Hatay'da beton tesisi ve taş ocağı projelerine yürütme durdurma kararı
Mahkeme, Hatay'da bir taş ocağı ile hazır beton üretim santrali tesisi kapasite artışı projesi hakkında yürütmeyi durdurma kararı verdi.
Fotoğraf: Evrensel
Dilek OMAKLILAR
Hatay
Hatay'da 6 Şubat depremlerinin ardından her alanı santral ve taş ocağı ile doldurmaya çalışan şirketlerin talanına karşı çevre mücadelesi sürüyor. Depremin üzerinden yaklaşık 2 yıl geçmesine rağmen birçok sorunla karşı karşıya kalan halk tarımından, su kaynaklarına değin birçok varlıkların kaybına neden olacak taş ocağı ve beton tesislerinin kapasite artırma projelerine karşı mücadelesini de sürdürüyor.
Antakya Çevre Koruma Derneği ile avukatların açtığı davalar hukuki mücadele örneklerinden sadece bir kaç tanesi. Son olarak geçtiğimiz günlerde bir taş ocağı ve bir de hazır beton tesisi projesine yürütmeyi durdurma kararı verildi.
Antakya’nın Döver Mahallesi sınırları içerisindeki ve Bozlu Mahallesi’ni olumsuz etkileyen taş ocağına karşı açılan davada Hatay 3. İdare Mahkemesi yürütmeyi durdurma kararı verdi.
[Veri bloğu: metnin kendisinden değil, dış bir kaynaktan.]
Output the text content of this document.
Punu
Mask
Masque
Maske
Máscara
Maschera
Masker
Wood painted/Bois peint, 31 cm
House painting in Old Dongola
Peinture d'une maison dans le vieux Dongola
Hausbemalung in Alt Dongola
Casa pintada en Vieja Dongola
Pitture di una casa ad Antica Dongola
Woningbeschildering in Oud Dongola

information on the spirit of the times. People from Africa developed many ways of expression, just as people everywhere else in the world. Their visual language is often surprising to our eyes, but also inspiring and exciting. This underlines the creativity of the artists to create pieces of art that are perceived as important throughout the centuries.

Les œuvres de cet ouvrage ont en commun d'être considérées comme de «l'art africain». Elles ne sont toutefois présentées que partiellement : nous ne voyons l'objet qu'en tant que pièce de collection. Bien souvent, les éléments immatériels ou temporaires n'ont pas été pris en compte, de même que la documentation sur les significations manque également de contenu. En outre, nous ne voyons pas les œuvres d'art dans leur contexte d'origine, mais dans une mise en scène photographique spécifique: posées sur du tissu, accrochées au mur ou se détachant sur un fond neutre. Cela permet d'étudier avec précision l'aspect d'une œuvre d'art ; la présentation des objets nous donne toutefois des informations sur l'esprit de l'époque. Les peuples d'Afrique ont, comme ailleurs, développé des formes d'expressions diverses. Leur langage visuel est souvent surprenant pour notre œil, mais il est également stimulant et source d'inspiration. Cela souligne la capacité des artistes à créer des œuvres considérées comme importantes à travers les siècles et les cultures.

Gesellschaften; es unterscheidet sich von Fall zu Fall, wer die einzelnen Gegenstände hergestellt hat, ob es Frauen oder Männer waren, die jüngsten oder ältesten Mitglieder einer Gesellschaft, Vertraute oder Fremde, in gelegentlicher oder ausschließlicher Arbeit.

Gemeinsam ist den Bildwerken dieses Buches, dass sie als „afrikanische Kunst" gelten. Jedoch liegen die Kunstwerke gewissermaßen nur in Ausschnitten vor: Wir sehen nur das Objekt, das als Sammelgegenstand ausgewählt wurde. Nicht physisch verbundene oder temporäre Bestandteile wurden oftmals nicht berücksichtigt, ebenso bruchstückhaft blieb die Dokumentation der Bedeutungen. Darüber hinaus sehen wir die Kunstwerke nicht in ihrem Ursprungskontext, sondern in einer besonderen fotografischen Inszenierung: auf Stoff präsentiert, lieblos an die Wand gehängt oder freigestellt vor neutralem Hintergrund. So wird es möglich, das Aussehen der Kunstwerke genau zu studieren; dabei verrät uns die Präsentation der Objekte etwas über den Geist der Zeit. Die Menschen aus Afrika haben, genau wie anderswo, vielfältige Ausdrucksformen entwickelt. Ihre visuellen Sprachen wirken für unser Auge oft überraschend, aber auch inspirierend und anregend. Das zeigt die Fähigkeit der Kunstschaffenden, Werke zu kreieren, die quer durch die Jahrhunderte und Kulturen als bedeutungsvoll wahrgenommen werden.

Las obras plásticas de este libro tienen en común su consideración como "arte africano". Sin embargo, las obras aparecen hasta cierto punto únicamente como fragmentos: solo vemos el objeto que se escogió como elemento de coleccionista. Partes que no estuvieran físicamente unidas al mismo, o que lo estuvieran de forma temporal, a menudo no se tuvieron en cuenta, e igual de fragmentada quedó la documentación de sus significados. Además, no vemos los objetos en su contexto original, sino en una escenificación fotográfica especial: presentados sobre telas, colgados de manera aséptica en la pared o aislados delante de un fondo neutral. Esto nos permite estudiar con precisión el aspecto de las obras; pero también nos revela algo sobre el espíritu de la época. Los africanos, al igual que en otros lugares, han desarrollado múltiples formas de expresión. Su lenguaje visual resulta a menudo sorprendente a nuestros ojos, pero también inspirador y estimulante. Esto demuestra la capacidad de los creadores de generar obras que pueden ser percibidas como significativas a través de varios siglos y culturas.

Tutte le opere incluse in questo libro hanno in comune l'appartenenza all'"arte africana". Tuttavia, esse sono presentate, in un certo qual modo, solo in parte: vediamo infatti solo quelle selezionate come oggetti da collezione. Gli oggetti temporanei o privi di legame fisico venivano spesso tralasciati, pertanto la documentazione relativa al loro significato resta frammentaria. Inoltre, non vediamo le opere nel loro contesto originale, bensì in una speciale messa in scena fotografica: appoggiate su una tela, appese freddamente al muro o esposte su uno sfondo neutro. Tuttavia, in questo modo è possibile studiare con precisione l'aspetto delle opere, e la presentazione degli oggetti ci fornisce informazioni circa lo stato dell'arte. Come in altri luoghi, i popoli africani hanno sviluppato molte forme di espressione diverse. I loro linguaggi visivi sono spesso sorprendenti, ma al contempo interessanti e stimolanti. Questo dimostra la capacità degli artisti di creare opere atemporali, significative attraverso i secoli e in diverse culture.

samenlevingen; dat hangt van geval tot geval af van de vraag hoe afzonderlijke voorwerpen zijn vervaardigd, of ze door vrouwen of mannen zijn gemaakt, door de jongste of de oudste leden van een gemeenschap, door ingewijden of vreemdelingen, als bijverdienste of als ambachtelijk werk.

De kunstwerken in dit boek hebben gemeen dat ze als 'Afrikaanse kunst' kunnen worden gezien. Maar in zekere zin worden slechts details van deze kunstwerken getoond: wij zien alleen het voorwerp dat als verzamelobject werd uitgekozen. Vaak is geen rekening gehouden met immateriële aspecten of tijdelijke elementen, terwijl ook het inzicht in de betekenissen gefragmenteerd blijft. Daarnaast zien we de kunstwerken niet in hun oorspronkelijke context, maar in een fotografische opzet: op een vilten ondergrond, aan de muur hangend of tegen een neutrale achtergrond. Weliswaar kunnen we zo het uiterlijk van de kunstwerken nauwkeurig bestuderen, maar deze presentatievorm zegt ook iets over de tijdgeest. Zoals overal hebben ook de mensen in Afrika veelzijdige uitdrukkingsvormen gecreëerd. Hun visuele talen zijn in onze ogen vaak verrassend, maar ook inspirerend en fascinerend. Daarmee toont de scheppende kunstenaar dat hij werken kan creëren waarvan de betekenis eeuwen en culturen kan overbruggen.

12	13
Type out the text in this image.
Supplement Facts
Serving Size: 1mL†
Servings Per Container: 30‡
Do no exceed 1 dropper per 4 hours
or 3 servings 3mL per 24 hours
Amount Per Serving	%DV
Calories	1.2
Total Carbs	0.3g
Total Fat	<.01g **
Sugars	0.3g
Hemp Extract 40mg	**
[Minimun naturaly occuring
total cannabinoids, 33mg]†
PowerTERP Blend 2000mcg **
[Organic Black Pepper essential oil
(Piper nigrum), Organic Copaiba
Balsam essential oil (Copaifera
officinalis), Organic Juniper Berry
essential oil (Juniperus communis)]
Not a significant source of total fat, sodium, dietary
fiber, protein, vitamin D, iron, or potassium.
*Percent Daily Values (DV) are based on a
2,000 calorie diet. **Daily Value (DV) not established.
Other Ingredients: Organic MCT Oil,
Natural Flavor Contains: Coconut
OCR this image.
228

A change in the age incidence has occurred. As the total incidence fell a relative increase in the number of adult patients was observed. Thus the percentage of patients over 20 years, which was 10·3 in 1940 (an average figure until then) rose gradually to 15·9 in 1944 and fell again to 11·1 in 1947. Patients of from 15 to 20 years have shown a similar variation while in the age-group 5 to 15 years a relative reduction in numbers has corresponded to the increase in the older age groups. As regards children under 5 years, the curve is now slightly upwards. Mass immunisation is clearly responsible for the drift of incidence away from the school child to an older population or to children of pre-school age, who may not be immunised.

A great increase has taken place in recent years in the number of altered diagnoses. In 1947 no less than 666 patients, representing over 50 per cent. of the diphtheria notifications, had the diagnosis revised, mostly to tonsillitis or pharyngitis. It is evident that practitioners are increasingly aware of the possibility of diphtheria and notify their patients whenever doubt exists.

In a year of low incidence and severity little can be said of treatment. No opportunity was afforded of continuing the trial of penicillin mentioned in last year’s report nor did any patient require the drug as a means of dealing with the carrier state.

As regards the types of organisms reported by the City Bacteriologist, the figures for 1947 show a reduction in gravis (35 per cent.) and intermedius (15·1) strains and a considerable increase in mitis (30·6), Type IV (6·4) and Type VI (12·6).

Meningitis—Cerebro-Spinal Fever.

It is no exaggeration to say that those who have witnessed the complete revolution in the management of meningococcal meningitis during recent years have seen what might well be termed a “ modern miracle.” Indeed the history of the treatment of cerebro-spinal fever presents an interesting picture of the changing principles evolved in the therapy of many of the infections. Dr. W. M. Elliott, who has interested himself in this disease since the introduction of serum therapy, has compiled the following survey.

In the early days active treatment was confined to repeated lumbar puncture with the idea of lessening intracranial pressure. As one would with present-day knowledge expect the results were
Çevresel Etki Değerlendirmesi (ÇED) Gerekli Değildir, kararının hukuka aykırı olduğuna ve projenin su kaynaklarını tehdit ettiğine dikkat çekilen yürütmeyi durdurma kararının gerekçelerinde ise ekosistemin parçalanması, flora ve fauna üzerinde olumsuz etkiler, iklim değişikliğine bağlı felaketlerin artışı ve zeytinliklere yakınlık, proje alanında köy merası ve dini kutsal alanların bulunması yer aldı.
SAMANDAĞ’DAKİ PROJEYE DE “DUR” DENİLDİ
Yine Samandağ Atatürk Mahallesi’nde, Gürkal İnşaat Şirketi tarafından yapılması planlanan "Hazır Beton Üretim santrali tesisi kapasite artışı” projesi için Hatay Valiliği tarafından verilen ÇED gerekli değildir kararına yürütmeyi durdurma kararı çıktı. Hatay 3. İdare Mahkemesinin verdiği yürütmeyi durdurma kararındaki şu ifadeler yer aldı:
“Beton üretim santralinin konumunun şehrin tam ortasında bulunması dolayısıyla bölge halkını, yakınında bulunan Asi Nehrinin flora ve faunasını, ayrıca bölgeye çok yakın bir konumda bulunan eğitim kurumunu ciddi ölçüde etkilediğinin tespit edildiği, tarım alanlarını olumsuz yönde etkilemesi ve tarımsal üretimin azalmasına neden olması olasılığının mevcut olduğu, kapasitenin 4 katına çıkarılmasını karşılayacak altyapı, iş makinaları güzergahı ve çevresel koşulların yeterli olmadığı sonuç olarak dava konusu projenin yüzey ve yeraltı sularına, çevreye, yerleşim yerlerine, tarım ve orman alanlarına, insan sağlığına olumsuz etkilerinin bulunduğu anlaşıldığından, dava konusu ÇED Gerekli Değildir kararında hukuka, mevzuata ve kamu yararına uygunluk bulunmadığı sonucuna varılmıştır.”
“SAĞLIKLI BİR ÇEVREDE YAŞAMA HAKKI MÜCADELEMİZ SÜRECEK”
Antakya Çevre Derneği Koruma Derneği Başkanı Nilgün Karasu kararların emsal olması dileğini paylaşarak, "Çevre katliamlarına karşı yürüttüğümüz süreçlerde hiçbir desteğini esirgemeyen başta derneğimiz Avukatı Ecevit Alkan’a ve Av Fevzi Özlüer’e çok teşekkür ediyoruz. Her zaman olduğu gibi çevre katliamlarına karşı her türlü mücadelemiz var olacaktır. Yitirilen çevre değil, geleceğimizdir. Sağlıklı ve nitelikli çevrede yaşama hakkı mücadelesini sürdürmekte kararlıyız" dedi.